By the coffin stood her husband and children, a whole flock of them, the smallest of whom was held in his father's arm. They had come to bid a last farewell, and the husband kissed her hand, that which, now like a withered leaf, had once clasped theirs with strength and love. Bitter tears of sorrow fell in heavy drops upon the floor, but not a word was spoken. Silence expressed a world of grief. And silent and sobbing, they left the room.

A lighted candle stood there, the flame struggling against the wind as it shot up its long red tongue. Strangers entered the room, closed the lid of the coffin, and hammered in the nails. The hammer strokes clanged sharply through the halls and rooms of the house, resounding in the hearts that bled there.

"Where do you take me?" inquired the Guardian Spirit. "Here could live no fairy whose pearl belong among life's best gifts."

"She dwells in this very place, now at this holy hour," said the Angel, pointing to a corner.
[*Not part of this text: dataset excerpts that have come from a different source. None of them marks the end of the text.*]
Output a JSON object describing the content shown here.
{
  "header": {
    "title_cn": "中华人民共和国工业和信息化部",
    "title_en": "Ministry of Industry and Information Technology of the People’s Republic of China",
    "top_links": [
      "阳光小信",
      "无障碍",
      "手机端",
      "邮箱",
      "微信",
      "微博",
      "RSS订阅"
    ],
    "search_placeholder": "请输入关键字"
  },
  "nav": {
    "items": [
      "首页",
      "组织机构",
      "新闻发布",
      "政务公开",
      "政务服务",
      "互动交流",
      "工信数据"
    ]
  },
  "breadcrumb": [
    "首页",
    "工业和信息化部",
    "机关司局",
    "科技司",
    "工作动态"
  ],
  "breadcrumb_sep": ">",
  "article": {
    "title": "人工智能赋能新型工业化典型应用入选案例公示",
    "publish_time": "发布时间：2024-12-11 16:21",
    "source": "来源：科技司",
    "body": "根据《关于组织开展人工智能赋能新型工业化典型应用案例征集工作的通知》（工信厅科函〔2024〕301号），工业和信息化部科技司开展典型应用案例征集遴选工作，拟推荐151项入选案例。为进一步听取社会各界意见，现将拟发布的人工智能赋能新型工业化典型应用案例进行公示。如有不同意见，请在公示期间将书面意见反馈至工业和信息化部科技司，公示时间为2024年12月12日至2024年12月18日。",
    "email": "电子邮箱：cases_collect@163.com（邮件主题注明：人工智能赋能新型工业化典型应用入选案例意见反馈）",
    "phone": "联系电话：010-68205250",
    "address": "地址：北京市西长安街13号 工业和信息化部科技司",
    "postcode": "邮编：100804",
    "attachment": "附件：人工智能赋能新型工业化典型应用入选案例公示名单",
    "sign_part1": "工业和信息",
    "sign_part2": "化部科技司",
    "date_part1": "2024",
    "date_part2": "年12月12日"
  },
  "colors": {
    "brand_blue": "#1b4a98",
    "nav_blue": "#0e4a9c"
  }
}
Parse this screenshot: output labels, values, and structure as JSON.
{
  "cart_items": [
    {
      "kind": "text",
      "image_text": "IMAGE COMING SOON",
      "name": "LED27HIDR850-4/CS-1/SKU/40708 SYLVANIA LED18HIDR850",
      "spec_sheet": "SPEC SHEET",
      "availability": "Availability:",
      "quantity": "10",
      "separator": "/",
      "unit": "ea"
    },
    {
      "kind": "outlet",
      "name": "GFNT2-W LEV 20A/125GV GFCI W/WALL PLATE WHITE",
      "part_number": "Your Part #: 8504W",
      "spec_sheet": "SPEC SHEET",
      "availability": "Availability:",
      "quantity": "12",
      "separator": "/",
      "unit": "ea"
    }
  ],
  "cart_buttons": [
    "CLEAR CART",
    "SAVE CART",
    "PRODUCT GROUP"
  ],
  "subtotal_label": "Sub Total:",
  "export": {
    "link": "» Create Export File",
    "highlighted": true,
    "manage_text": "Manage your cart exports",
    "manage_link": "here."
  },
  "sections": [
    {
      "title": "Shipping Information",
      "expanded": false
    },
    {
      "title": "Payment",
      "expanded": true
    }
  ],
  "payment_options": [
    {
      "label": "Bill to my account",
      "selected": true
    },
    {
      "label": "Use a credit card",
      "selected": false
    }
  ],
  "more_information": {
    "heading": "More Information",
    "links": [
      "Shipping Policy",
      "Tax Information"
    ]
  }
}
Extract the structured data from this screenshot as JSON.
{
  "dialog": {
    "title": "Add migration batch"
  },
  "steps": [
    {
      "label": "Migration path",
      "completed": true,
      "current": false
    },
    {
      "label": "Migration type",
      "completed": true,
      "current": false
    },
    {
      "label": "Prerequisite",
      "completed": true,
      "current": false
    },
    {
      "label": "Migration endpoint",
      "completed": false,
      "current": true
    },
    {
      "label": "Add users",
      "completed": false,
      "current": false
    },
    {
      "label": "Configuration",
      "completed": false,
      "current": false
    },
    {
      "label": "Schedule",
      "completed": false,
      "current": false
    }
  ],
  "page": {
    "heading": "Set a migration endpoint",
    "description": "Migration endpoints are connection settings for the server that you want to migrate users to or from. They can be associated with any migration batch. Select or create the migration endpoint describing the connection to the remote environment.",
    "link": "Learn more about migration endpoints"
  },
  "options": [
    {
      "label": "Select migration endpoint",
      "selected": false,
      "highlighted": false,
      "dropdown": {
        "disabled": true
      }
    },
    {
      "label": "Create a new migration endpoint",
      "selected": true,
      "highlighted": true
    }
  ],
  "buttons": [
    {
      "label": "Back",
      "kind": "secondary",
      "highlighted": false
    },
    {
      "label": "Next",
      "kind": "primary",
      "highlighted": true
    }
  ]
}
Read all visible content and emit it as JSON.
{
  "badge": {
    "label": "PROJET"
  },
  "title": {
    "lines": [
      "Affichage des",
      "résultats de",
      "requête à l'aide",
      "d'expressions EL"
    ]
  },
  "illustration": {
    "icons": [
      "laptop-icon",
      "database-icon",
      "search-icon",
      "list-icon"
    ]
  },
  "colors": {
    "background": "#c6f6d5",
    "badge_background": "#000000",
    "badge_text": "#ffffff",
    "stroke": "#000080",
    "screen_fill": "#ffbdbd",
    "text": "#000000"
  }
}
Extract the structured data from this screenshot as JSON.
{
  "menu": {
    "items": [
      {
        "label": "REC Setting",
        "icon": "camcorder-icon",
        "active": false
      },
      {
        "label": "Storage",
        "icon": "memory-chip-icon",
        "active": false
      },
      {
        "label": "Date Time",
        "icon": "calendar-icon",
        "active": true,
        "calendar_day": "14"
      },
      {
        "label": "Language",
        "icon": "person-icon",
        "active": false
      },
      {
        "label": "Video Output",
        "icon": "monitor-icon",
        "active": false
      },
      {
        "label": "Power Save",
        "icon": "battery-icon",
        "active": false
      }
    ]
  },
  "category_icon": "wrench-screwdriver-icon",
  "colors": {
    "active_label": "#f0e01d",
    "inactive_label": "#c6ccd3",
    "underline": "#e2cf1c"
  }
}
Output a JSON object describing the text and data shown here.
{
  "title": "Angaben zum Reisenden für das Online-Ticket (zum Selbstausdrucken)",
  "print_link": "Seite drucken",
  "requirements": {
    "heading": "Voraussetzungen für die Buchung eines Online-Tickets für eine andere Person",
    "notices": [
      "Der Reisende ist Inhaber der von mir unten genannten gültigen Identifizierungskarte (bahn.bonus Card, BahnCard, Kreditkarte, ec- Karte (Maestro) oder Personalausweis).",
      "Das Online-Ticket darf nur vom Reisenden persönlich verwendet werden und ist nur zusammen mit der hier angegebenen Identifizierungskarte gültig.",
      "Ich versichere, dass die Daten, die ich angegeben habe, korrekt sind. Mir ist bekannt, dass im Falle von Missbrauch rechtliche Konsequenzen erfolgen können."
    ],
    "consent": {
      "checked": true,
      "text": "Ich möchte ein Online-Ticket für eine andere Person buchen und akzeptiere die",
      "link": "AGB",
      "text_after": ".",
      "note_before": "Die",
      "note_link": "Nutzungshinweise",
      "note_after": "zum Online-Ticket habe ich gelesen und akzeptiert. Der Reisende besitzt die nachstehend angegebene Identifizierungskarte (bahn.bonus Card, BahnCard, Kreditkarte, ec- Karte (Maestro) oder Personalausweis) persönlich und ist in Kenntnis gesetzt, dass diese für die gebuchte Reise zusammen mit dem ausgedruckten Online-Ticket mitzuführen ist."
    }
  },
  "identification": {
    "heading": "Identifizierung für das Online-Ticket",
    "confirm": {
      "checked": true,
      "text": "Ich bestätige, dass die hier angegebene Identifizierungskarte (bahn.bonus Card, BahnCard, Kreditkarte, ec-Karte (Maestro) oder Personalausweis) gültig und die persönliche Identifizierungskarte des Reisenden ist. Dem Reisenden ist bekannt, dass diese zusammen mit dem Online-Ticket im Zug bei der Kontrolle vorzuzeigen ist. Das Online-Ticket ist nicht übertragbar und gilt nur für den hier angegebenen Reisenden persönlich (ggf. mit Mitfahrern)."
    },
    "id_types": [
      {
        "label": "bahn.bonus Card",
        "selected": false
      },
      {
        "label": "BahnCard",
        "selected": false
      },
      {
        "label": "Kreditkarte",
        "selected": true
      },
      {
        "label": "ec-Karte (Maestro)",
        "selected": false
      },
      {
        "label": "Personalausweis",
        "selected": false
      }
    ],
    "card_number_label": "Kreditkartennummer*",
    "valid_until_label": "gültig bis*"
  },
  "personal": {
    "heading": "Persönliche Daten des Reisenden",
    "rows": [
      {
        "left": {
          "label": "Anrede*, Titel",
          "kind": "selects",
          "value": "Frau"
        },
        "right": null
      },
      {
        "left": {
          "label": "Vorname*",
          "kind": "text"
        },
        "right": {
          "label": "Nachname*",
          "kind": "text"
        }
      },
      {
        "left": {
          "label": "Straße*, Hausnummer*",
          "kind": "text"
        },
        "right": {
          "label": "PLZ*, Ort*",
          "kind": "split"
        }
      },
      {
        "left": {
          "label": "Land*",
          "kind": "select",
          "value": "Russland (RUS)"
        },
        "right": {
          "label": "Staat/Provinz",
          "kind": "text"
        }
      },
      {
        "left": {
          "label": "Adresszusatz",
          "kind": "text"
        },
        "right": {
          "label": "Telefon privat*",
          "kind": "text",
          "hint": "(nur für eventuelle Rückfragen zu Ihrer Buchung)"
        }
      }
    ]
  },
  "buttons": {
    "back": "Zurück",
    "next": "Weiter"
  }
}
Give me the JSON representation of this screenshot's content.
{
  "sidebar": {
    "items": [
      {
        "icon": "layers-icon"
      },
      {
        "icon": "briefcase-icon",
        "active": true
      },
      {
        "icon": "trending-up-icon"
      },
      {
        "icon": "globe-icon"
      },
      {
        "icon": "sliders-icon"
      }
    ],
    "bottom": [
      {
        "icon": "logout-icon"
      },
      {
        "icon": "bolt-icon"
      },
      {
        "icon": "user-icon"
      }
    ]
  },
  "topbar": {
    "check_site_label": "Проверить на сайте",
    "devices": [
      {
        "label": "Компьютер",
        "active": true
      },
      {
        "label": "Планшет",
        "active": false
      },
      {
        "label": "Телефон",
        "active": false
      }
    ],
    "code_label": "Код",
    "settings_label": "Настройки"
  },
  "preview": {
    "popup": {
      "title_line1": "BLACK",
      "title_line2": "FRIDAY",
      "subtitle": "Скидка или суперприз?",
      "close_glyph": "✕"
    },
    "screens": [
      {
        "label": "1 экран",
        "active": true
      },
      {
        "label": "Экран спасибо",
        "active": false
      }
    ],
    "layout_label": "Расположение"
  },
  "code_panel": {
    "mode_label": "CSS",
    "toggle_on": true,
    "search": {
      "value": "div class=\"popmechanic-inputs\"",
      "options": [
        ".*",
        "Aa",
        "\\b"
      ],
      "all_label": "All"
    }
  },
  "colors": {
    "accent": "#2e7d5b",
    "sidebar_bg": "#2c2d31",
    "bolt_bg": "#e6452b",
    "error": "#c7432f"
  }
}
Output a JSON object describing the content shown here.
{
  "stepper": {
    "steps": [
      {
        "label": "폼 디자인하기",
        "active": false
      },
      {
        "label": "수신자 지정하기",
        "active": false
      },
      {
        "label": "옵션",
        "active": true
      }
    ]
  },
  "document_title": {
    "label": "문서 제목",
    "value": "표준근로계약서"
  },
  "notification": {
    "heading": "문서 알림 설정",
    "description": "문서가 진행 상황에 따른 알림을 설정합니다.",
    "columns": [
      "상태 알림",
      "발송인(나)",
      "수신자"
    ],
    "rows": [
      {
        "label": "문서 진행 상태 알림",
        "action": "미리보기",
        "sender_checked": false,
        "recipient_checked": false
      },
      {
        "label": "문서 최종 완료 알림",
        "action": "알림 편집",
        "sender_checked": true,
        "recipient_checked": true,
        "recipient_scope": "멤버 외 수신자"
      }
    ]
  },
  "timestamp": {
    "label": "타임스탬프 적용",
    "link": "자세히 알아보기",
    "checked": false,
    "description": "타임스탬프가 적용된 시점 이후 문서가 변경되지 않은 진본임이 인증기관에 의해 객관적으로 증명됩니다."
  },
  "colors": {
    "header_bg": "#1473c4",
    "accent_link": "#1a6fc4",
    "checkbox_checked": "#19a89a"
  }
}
And there, where the mother had sat in life amid flowers and pictures, and been like the good fairy of the house, where she had affectionately greeted husband, children, and friends, and, like rays of sunshine, had spread happiness, love, and harmony, and been the very heart of everything, there now sat a strange woman clad in long, heavy robes. It was Sorrow, and she now ruled here in the mother's place. A hot tear rolled down her cheek, into her lap, where it became a pearl, sparkling with all the hues of the rainbow, and as the Angel caught it up it shone with the sevenfold luster of a star.

"The Pearl of Sorrow, the last pearl, which must never be lacking! Through it the light and splendor of all other gifts are enhanced. Behold in it a reflection of the rainbow, which unites earth with heaven itself! In the place of each or our beloved ones taken from us by death, we gain one friend more to look forward to being with in heaven. In the night we look up beyond the stars, toward the end of all things. Reflect, then, upon the Pearl of Sorrow, for within it lie the wings of Psyche, which carry us away from here."